A lot of us became bombarded with ads that pop up on the internet, TV, radio, and so on. Imagine you came across a video on Youtube that you really like; so you click on it and all of the sudden razor ads, food, cars, shopping deals, and worst of all ads that you cannot skip. Ads are becoming so irritating these days. You might be thinking “why not just stop these ads from popping up, I’m never gonna buy your product!”. But actually, you do.

There is a term in advertising called “effective frequency”. This term refers to repetitive exposure to an advertisement until the consumer either purchases the product, or remember the ad and hopefully buy it in the near future or talk about the product to someone else so that they’ll buy it and so on.
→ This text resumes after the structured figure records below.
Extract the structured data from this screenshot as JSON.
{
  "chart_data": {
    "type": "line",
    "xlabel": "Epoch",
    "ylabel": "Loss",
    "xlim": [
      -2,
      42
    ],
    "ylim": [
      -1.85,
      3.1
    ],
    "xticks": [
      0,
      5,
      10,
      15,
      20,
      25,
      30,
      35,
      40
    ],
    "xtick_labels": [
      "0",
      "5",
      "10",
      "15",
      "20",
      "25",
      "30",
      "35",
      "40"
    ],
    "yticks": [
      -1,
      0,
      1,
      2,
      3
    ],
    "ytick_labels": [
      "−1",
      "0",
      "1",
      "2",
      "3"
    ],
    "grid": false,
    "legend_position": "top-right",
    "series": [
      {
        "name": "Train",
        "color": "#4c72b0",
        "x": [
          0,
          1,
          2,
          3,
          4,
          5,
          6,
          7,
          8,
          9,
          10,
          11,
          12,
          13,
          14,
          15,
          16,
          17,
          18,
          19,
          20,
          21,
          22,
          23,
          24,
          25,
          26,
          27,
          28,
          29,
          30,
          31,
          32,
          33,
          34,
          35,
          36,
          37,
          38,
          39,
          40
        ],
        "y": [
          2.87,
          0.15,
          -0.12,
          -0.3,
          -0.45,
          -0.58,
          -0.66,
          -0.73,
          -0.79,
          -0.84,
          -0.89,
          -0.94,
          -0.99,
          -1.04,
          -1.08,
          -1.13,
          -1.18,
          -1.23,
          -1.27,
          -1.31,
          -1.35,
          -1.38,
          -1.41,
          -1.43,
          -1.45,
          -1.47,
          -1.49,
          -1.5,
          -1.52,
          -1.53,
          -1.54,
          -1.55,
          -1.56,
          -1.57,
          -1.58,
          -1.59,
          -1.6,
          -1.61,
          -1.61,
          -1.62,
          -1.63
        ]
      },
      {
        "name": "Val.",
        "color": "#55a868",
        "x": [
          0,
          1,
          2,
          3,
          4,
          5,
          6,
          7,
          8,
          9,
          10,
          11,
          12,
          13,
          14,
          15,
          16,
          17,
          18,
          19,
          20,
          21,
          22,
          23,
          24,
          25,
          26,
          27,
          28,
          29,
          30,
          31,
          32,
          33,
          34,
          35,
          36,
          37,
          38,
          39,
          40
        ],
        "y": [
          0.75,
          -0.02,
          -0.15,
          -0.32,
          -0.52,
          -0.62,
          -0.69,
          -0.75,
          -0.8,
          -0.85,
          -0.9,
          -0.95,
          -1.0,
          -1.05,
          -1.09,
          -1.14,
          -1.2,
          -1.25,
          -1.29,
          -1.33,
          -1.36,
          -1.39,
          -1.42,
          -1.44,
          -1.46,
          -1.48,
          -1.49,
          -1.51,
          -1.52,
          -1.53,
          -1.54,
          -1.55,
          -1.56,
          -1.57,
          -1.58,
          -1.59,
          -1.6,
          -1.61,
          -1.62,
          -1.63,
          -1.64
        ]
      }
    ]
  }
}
Marketers don’t just pop up the same ads endlessly even though it certainly feels like that’s the case. Marketing and advertising cost enormous amounts of money and there is a lengthy process before releasing an ad, but more on that on a later topic. There are a certain number of times an ad gets popped up in front of our screens. According to “Successful Advertising”, a book written by Thomas Smith, after the consumer is exposed to the same advertisement for the 20th time, they will buy the product. So advertisers only need to show us the ad 20 times to persuade us to buy their stuff.

There was research done to explain the cognitive effects of repetitive advertising. The link to the research is below. The aim of the research is to find out whether repetitive advertisements strengthen their brand belief and affect the consumer’s opinion towards the product, or simply repeating an ad without any brand beliefs would be enough to persuade consumer’s. Their results were surprising. Repeating an advertisement several times has no effect on the consumer’s attitude and decision towards the product. In fact, according to the research, it only takes the consumer to see the advertisement twice to make up their mind on whether or not they should buy the product.

We like to think that we could not be persuaded at all by advertisements and that the company is wasting their money trying to persuade you to buy their stuff. And I think some of you might do it out pity. But one take away from this is that these ads cost you nothing but a few seconds of your time. The advertiser, on the other hand, might lose a lot.